Мари-Роз снова начинает рыдать и смотрит на Морин. А та уже надевает плащ.
— Ты действительно думаешь, что мы выкрутимся?
— Если ты будешь сидеть и лить слезы, то вряд ли, — говорит Морин, устремляясь к двери.
Когда она возвращается из магазинчика, уже все в сборе: сама Мари-Роз и четыре их постоянные сотрудницы. У Морин в руках огромная буро-желтая тетрадь, пыльная, со слегка пожелтевшими листами, края которых даже немного покоробились от дряхлости. Листы закреплены с помощью металлического держателя с защелкивающимся замком, и их легко можно вынуть. Морин открывает первую страницу.

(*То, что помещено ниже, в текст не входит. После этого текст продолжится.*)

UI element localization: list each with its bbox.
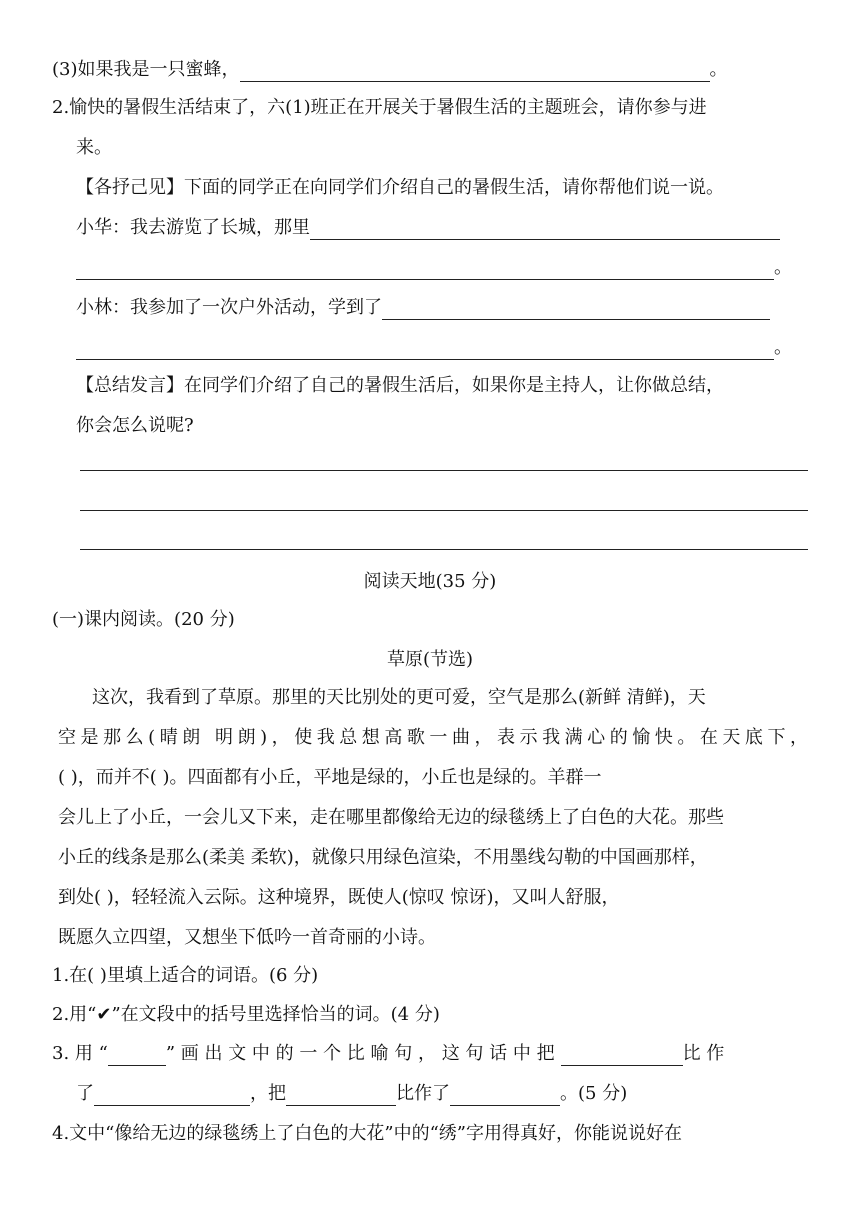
part-zongjiefayan-line2: 你会怎么说呢?: [76, 415, 194, 436]
q3-part-g: 。(5 分): [560, 1083, 628, 1104]
period: 。: [774, 257, 792, 278]
reading-question-1: 1.在( )里填上适合的词语。(6 分): [52, 965, 319, 986]
xiaolin-line: [76, 296, 770, 320]
answer-blank[interactable]: [561, 1045, 683, 1066]
q3-part-a: 3. 用 “: [52, 1043, 108, 1064]
passage-line-4: 会儿上了小丘，一会儿又下来，走在哪里都像给无边的绿毯绣上了白色的大花。那些: [58, 807, 724, 828]
q3-part-c: 比 作: [682, 1043, 725, 1064]
answer-blank[interactable]: [286, 1085, 396, 1106]
question-2-line1: 2.愉快的暑假生活结束了，六(1)班正在开展关于暑假生活的主题班会，请你参与进: [52, 97, 707, 118]
question-1-3-text: (3)如果我是一只蜜蜂，: [52, 59, 240, 80]
answer-blank[interactable]: [310, 219, 780, 240]
part-zongjiefayan: 【总结发言】在同学们介绍了自己的暑假生活后，如果你是主持人，让你做总结，: [76, 375, 724, 396]
answer-line-2[interactable]: [80, 510, 808, 511]
xiaolin-text: 小林：我参加了一次户外活动，学到了: [76, 297, 382, 318]
section-title: 阅读天地(35 分): [363, 571, 497, 592]
q3-part-b: ” 画 出 文 中 的 一 个 比 喻 句 ， 这 句 话 中 把: [165, 1043, 555, 1064]
passage-title: 草原(节选): [386, 649, 474, 670]
period: 。: [774, 337, 792, 358]
question-2-line2: 来。: [76, 137, 112, 158]
answer-blank[interactable]: [76, 259, 774, 280]
reading-question-3-line2: [76, 1082, 627, 1106]
answer-blank[interactable]: [450, 1085, 560, 1106]
xiaohua-text: 小华：我去游览了长城，那里: [76, 217, 310, 238]
answer-blank[interactable]: [94, 1085, 250, 1106]
answer-blank[interactable]: [76, 339, 774, 360]
reading-question-3: [52, 1042, 724, 1066]
xiaohua-line: [76, 216, 780, 240]
underline-sample: [108, 1045, 166, 1066]
xiaohua-line2: [76, 256, 792, 280]
passage-line-3: ( )，而并不( )。四面都有小丘，平地是绿的，小丘也是绿的。羊群一: [58, 767, 602, 788]
question-1-3: [52, 58, 728, 82]
passage-line-6: 到处( )，轻轻流入云际。这种境界，既使人(惊叹 惊讶)，又叫人舒服，: [58, 887, 620, 908]
passage-line-2: 空是那么(晴朗 明朗)，使我总想高歌一曲，表示我满心的愉快。在天底下，: [58, 727, 808, 748]
answer-blank[interactable]: [240, 61, 710, 82]
reading-question-2: 2.用“✔”在文段中的括号里选择恰当的词。(4 分): [52, 1004, 440, 1025]
sub-title: (一)课内阅读。(20 分): [52, 609, 235, 630]
answer-line-3[interactable]: [80, 549, 808, 550]
passage-line-1: 这次，我看到了草原。那里的天比别处的更可爱，空气是那么(新鲜 清鲜)，天: [92, 687, 706, 708]
q3-part-d: 了: [76, 1083, 94, 1104]
q3-part-f: 比作了: [396, 1083, 450, 1104]
period: 。: [709, 59, 728, 80]
passage-line-7: 既愿久立四望，又想坐下低吟一首奇丽的小诗。: [58, 927, 436, 948]
q3-part-e: ，把: [250, 1083, 286, 1104]
part-gechujijian: 【各抒己见】下面的同学正在向同学们介绍自己的暑假生活，请你帮他们说一说。: [76, 177, 724, 198]
answer-line-1[interactable]: [80, 470, 808, 471]
passage-line-5: 小丘的线条是那么(柔美 柔软)，就像只用绿色渲染，不用墨线勾勒的中国画那样，: [58, 847, 708, 868]
xiaolin-line2: [76, 336, 792, 360]
reading-question-4: 4.文中“像给无边的绿毯绣上了白色的大花”中的“绣”字用得真好，你能说说好在: [52, 1123, 682, 1144]
answer-blank[interactable]: [382, 299, 770, 320]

— He скажу, что вариант идеальный, но с этим можно работать. Я сейчас раздам ручки и карандаши. Проверьте, чтобы были разные цвета пасты, и вообще разные фирмы. Вот…
Она вытаскивает из кармана целую пригоршню ручек и карандашей.

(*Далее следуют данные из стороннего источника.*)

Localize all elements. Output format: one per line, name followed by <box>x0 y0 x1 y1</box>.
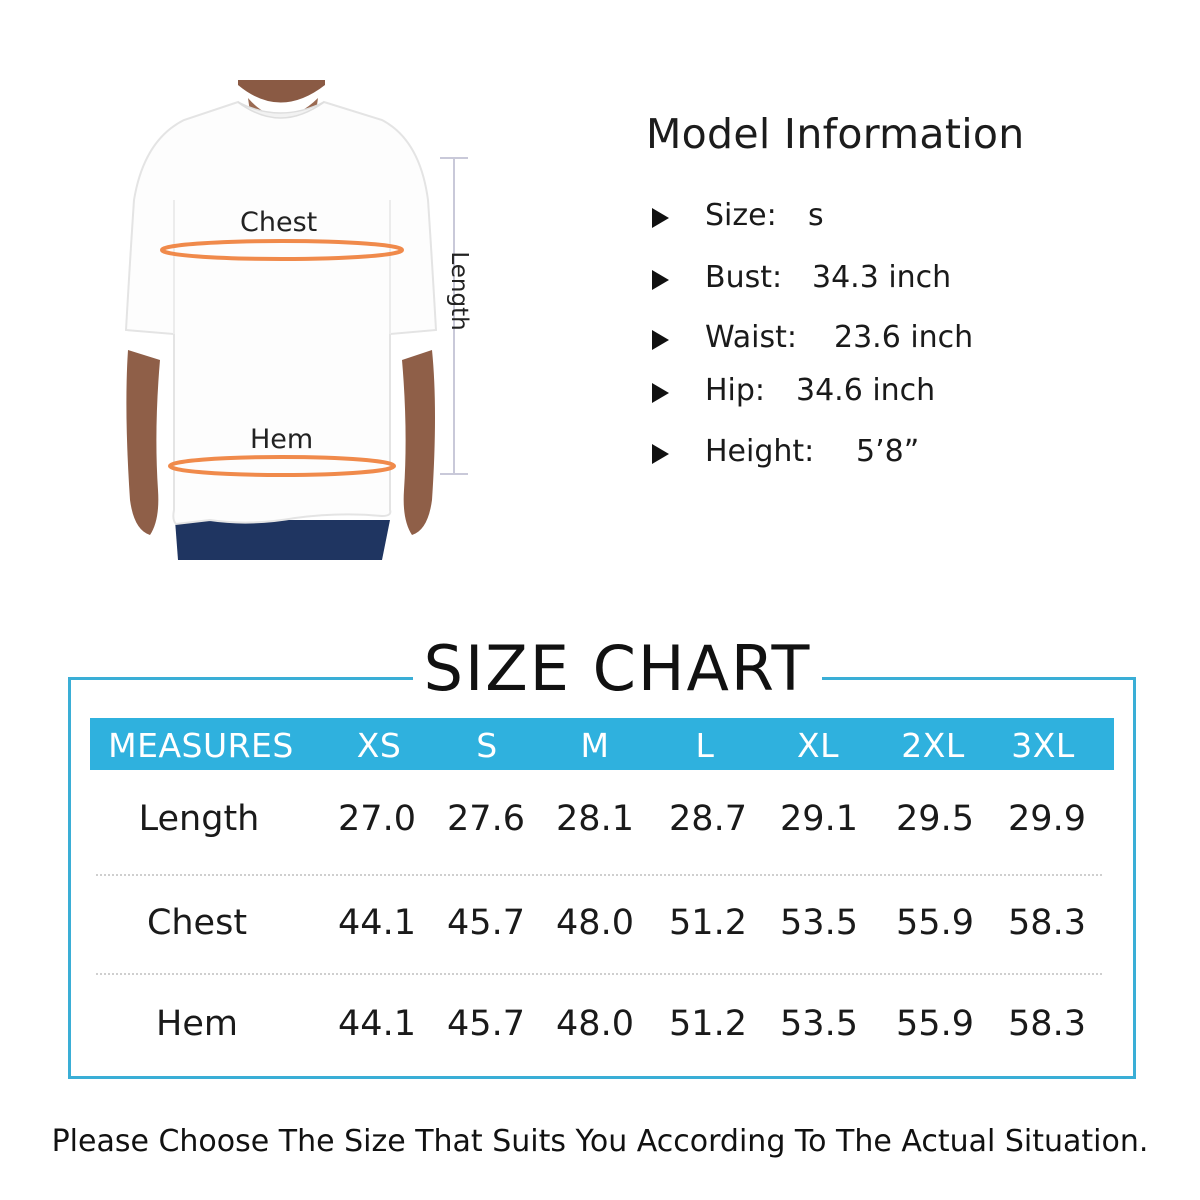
table-row <box>90 787 1114 857</box>
triangle-bullet-icon <box>652 208 669 228</box>
table-row <box>90 992 1114 1062</box>
info-value: s <box>808 198 824 233</box>
header-cell: 3XL <box>1011 726 1075 765</box>
header-cell: XL <box>797 726 839 765</box>
table-cell: 45.7 <box>447 903 525 943</box>
table-cell: 48.0 <box>556 1004 634 1044</box>
table-cell: 45.7 <box>447 1004 525 1044</box>
model-info-title: Model Information <box>646 110 1025 158</box>
table-cell: 27.0 <box>338 799 416 839</box>
info-label: Waist: <box>705 320 797 355</box>
header-cell: 2XL <box>901 726 965 765</box>
footer-note: Please Choose The Size That Suits You According To The Actual Situation. <box>51 1124 1149 1159</box>
table-cell: 58.3 <box>1008 903 1086 943</box>
header-cell: MEASURES <box>108 726 294 765</box>
table-cell: 28.1 <box>556 799 634 839</box>
table-cell: 51.2 <box>669 1004 747 1044</box>
table-cell: 27.6 <box>447 799 525 839</box>
table-cell: 28.7 <box>669 799 747 839</box>
table-cell: 53.5 <box>780 903 858 943</box>
triangle-bullet-icon <box>652 270 669 290</box>
model-figure <box>120 80 440 560</box>
table-cell: 48.0 <box>556 903 634 943</box>
tshirt-model-illustration <box>120 80 560 560</box>
header-cell: L <box>695 726 715 765</box>
info-value: 34.6 inch <box>796 373 936 408</box>
table-row <box>90 891 1114 961</box>
table-cell: 55.9 <box>896 1004 974 1044</box>
frame-divider <box>68 677 413 680</box>
info-label: Size: <box>705 198 777 233</box>
header-cell: S <box>476 726 498 765</box>
length-label: Length <box>446 251 472 331</box>
triangle-bullet-icon <box>652 330 669 350</box>
table-cell: 29.9 <box>1008 799 1086 839</box>
row-name: Length <box>138 799 260 839</box>
row-divider <box>96 973 1102 975</box>
size-table-header <box>90 718 1114 770</box>
table-cell: 29.5 <box>896 799 974 839</box>
table-cell: 55.9 <box>896 903 974 943</box>
info-label: Hip: <box>705 373 766 408</box>
table-cell: 29.1 <box>780 799 858 839</box>
header-cell: XS <box>356 726 402 765</box>
header-cell: M <box>580 726 610 765</box>
info-label: Bust: <box>705 260 783 295</box>
chest-label: Chest <box>240 207 318 238</box>
triangle-bullet-icon <box>652 444 669 464</box>
triangle-bullet-icon <box>652 383 669 403</box>
table-cell: 44.1 <box>338 903 416 943</box>
table-cell: 53.5 <box>780 1004 858 1044</box>
size-chart-title: SIZE CHART <box>423 632 812 705</box>
table-cell: 58.3 <box>1008 1004 1086 1044</box>
info-value: 5’8” <box>856 434 920 469</box>
frame-divider <box>822 677 1136 680</box>
row-name: Chest <box>146 903 248 943</box>
info-value: 23.6 inch <box>834 320 974 355</box>
table-cell: 44.1 <box>338 1004 416 1044</box>
table-cell: 51.2 <box>669 903 747 943</box>
hem-label: Hem <box>250 424 314 455</box>
row-name: Hem <box>156 1004 238 1044</box>
info-value: 34.3 inch <box>812 260 952 295</box>
row-divider <box>96 874 1102 876</box>
info-label: Height: <box>705 434 815 469</box>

— Сейчас я принесу свою бухгалтерию, а вы будете делать то, что я скажу.
Морин притаскивает все папки, в которых подшиты все подсчеты и расчеты, сделанные ею за полгода. Она открывает первую страничку нового "Журнала записей". Потом открывает гроссбух, в котором зафиксирована наличность и который уже успел побывать в лапах инспектора. Полистав его, она говорит:
— Приступим. Мари-Роз, тебе начинать, ты же начальница. В первый день у нас должно получиться примерно пятнадцать клиенток. Четыре — у тебя, Сью пусть запишет себе троих, ну и у остальных по четыре. Ну, поехали. Постарайтесь изменить почерк. Одну запись сделать убористым, вторую — более размашистым. И нажимать можно то посильнее, то послабее. И как можно естественнее, иначе мы все останемся без работы.
Наконец, решившись, Мари-Роз карандашом выводит имя своей постоянной клиентки: "Барбара — 10 утра", после чего, чуть отступив, любуется своей работой. Остальные, посмотрев на нее, слегка улыбаются.
Целых два часа они корпят над журналом: пишут разными ручками, изобретают имена клиенток, придумывают телефонные номера, стараются, чтобы записи выглядели не слишком аккуратными. Оказалось, что это жутко трудно, придать записям естественный вид. Сразу набело вписывать всякие каракули, а потом еще чуть-чуть размазывать, совсем чуть-чуть.
К половине первого с записями покончено, и они более или менее стыкуются с подсчетами наличности в папочках Морин. Она пролистывает тетрадь, внимательно все просматривая. Остальные пятеро женщин ждут ее вердикта.